SCACCO A BERSANI E ai notai rimane l'esclusiva sui rogiti
ROMA. Riduzione dell'Ici sulla prima casa nel Dpef, il documento che disegna la politica economica del governo nei prossimi tre anni. Lo annuncia Francesco Rutelli, vicepresidente del consiglio: «Ora la riduzione dell'Ici si può fare perché ci sono i soldi. Le decisioni le prenderemo entro fine giugno in coincidenza del varo del Dpef».
Altri soldi ai cittadini li fanno risparmiare le liberalizzazioni. La «lenzuolata tre» di Pierluigi Bersani è all'esame della Camera, ma i gruppi di pressione (dette lobby) ottengono attenuazioni evidenti. I notai, per dire, avrebbero dovuto perdere l'esclusiva sui contratti immobiliari fino a 100mila euro.
Lo prevedeva un emendamento presentato dal relatore, ovvero dal governo. Niente da fare, emendamento ritirato. «Il decreto si sgonfia», commenta la Lega.
Il Dpef, acronimo di Documento di programmazione economica e finanziaria, deve essere presentato per prassi entro la fine di giugno. «Finalmente riparte la concertazione - annuncia il sottosegretario alla presidenza del Consiglio, Enrico Letta - Il 14 giugno ci sarà un incontro della maggioranza, per il 15 riunione governo-parti sociali sul Dpef».
«E' lì che metteremo la riduzione dell'Ici - dice Rutelli - C'è una differenza con l'annuncio che Berlusconi fece prima delle elezioni politiche.
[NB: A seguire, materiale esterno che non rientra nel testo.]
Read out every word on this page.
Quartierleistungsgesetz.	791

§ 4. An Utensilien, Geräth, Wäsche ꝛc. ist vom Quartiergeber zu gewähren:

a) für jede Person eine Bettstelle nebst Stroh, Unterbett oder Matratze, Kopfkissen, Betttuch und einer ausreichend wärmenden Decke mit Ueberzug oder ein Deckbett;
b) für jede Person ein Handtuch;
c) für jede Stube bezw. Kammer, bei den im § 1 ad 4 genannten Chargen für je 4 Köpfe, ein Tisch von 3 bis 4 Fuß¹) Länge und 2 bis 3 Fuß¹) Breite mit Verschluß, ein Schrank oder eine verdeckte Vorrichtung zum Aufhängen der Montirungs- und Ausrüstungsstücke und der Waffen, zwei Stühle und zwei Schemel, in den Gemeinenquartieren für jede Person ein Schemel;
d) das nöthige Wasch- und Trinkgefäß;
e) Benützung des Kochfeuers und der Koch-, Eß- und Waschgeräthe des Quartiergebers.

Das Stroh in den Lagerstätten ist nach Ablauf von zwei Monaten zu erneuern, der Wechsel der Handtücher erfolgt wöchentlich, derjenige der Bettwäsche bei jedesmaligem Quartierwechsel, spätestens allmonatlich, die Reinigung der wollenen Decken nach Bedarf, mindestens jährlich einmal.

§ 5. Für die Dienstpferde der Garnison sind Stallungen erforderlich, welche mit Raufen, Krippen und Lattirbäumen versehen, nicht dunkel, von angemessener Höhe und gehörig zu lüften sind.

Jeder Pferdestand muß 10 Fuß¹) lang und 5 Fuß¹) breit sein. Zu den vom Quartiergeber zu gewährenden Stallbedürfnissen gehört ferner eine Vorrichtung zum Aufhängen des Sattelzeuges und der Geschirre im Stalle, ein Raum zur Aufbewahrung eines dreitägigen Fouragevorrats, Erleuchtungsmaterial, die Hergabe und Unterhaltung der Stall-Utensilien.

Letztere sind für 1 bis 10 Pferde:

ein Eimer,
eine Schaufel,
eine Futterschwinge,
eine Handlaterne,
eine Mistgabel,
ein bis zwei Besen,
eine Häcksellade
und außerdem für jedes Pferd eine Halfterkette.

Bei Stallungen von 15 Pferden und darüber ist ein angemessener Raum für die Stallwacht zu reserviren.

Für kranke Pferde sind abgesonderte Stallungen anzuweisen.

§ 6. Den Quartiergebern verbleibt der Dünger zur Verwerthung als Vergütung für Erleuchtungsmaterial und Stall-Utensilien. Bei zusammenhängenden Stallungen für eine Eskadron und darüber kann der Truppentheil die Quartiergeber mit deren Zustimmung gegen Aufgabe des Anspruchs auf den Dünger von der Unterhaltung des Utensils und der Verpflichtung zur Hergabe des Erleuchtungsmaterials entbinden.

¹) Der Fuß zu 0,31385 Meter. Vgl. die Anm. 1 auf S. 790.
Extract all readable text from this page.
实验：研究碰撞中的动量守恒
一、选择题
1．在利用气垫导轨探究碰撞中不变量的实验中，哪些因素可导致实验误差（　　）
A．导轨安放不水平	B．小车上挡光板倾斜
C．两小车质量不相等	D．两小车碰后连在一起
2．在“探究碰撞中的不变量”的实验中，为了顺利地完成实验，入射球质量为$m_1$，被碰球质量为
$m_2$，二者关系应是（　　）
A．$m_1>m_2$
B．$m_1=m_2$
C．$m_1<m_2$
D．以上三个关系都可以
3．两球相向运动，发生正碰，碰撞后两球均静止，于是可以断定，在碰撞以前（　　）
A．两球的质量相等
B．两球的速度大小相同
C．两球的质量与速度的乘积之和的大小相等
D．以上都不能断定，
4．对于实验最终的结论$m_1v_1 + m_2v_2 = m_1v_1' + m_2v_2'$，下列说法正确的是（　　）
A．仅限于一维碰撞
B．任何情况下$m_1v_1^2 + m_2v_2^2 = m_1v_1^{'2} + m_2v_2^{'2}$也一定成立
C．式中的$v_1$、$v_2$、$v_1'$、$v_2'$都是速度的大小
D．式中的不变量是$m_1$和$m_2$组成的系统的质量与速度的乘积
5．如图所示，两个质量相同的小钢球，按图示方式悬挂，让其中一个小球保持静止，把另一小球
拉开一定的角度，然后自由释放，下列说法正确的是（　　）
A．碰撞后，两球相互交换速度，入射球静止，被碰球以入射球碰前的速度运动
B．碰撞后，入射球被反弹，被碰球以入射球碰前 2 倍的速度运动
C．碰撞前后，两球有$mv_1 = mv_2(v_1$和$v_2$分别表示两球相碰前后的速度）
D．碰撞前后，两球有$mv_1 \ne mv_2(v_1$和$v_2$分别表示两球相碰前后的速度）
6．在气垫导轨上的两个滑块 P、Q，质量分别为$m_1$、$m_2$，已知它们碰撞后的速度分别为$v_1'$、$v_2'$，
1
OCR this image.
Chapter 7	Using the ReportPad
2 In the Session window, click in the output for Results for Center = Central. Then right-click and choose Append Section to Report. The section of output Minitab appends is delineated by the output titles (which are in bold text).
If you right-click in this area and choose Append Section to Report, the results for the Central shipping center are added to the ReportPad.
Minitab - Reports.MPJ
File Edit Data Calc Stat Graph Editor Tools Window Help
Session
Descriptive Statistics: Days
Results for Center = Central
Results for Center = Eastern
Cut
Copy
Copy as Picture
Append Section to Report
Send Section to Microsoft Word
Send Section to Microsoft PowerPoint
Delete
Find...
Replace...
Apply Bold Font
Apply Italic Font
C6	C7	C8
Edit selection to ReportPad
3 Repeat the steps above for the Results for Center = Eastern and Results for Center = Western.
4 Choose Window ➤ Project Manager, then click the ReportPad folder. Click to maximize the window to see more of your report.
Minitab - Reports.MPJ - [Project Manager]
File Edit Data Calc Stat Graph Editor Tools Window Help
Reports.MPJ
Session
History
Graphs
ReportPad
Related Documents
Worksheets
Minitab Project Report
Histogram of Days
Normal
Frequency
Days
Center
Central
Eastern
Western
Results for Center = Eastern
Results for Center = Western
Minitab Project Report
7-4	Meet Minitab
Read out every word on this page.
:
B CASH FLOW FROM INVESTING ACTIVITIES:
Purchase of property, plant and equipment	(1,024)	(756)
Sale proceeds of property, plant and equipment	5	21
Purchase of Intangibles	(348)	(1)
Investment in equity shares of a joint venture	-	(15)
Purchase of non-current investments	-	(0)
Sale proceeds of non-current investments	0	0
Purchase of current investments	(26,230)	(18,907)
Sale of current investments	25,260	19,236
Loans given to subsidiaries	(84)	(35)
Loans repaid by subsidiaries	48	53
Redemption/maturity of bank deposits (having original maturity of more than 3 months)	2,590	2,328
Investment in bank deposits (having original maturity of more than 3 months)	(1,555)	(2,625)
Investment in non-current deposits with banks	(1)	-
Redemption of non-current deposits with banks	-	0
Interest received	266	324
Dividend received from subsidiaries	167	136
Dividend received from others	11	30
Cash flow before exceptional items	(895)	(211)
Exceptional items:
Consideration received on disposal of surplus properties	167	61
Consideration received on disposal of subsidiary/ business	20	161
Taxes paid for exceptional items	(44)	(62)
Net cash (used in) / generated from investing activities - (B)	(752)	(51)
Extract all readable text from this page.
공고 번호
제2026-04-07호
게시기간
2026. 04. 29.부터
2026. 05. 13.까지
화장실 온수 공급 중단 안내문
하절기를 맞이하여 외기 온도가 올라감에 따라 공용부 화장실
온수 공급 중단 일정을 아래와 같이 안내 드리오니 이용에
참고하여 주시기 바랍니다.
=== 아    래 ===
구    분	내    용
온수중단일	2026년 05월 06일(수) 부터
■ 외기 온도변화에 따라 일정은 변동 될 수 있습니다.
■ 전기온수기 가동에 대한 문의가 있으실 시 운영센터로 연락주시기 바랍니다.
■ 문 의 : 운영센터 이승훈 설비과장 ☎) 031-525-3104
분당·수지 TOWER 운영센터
Allora il governo non aveva i soldi per farlo, oggi invece, anche grazie a un anno di sacrifici, i soldi ci sono perché i conti si stanno rimettendo in linea». Poi dalla Margherita arrivano indicazioni più puntuali: «Grazie all'azione di risanamento si può intervenire su pensioni basse, ammortizzatori sociali e sulla casa». «Ora la maggioranza deve mostrare la capacità di rendere compatibili due aspetti - dice Marina Sereni, vicecapogruppo dell'Ulivo a Montecitorio - modernizzazione e ridistribuzione delle risorse verso i redditi bassi».
Il problema della maggioranza, almeno in Parlamento, pare quello di essere in contrasto con se stessa e con il governo. Ne è testimonianza l'iter delle liberalizzazioni. «L'emendamento Bersani sulle compavendite immobiliari è stato negativo perché ha scatenato un conflitto tra notai e avvocati senza produrre alcun risultato e infatti l'emedamento è stato ritirato». Non lo dice un esponente dell'opposizione, ma Pierluigi Mantini, Ulivo, e aggiunge: «E' opportuno che il ministro Bersani si astenga in questa fase da un confuso interventismo». L'azione salva-notai raccoglie il loro plauso, ma la protesta dell'Ordine dei commercialisti: «In Italia ci si riempie la bocca della parola liberalizzazione - dice Antonio Tamborrino, presidente del Consiglio nazionale dei Dottori commercialisti - poi quando si fanno proposte concrete che fanno risparmiare soldi ai cittadini cade tutto nel vuoto. La lobby dei notai ha vinto ancora».
Martedì verrà votato lo stralcio dell'abolizione del Pra, il registro di tutte le immatricolazioni. «Ma l'obiettivo della sua abolizione resta. Nessun passo indietro è solo che il percorso sarà diverso e rallentato», dice Andrea Lulli, Ulivo, relatore del provvedimento. «Non c'era un parere unanime della maggioranza», ammette poi. Si vede anche dalla polemica su chi si debba attribuire questa «vittoria».
An dice che è merito suo, Forza Italia che è stata l'unica a impegnarsi in questo senso e fin qui c'è l'azione di opposizione. La sorpresa viene dalla maggioranza: «L'Udeur, risulta dagli atti, insieme a Rifondazione, è stato l'unico gruppo a opporsi subito alla cancellazione del Pra, senza tentennamenti», dice Mauro Fabris, capogruppo Udeur alla Camera.
E dire che un sondaggio su Sole24Ore.com indica le liberalizzazioni fra le cose migliori del governo. La cancellazione dei costi di ricarica per i cellulari raccoglie il 86% dei consensi, il 92% l'estinzione dell'ipoteca dopo 30 giorni dall'estinzione del mutuo, il 76% la comparazione dei prezzi della benzina sulle autostrade come c'è da sempre in tutta Europa.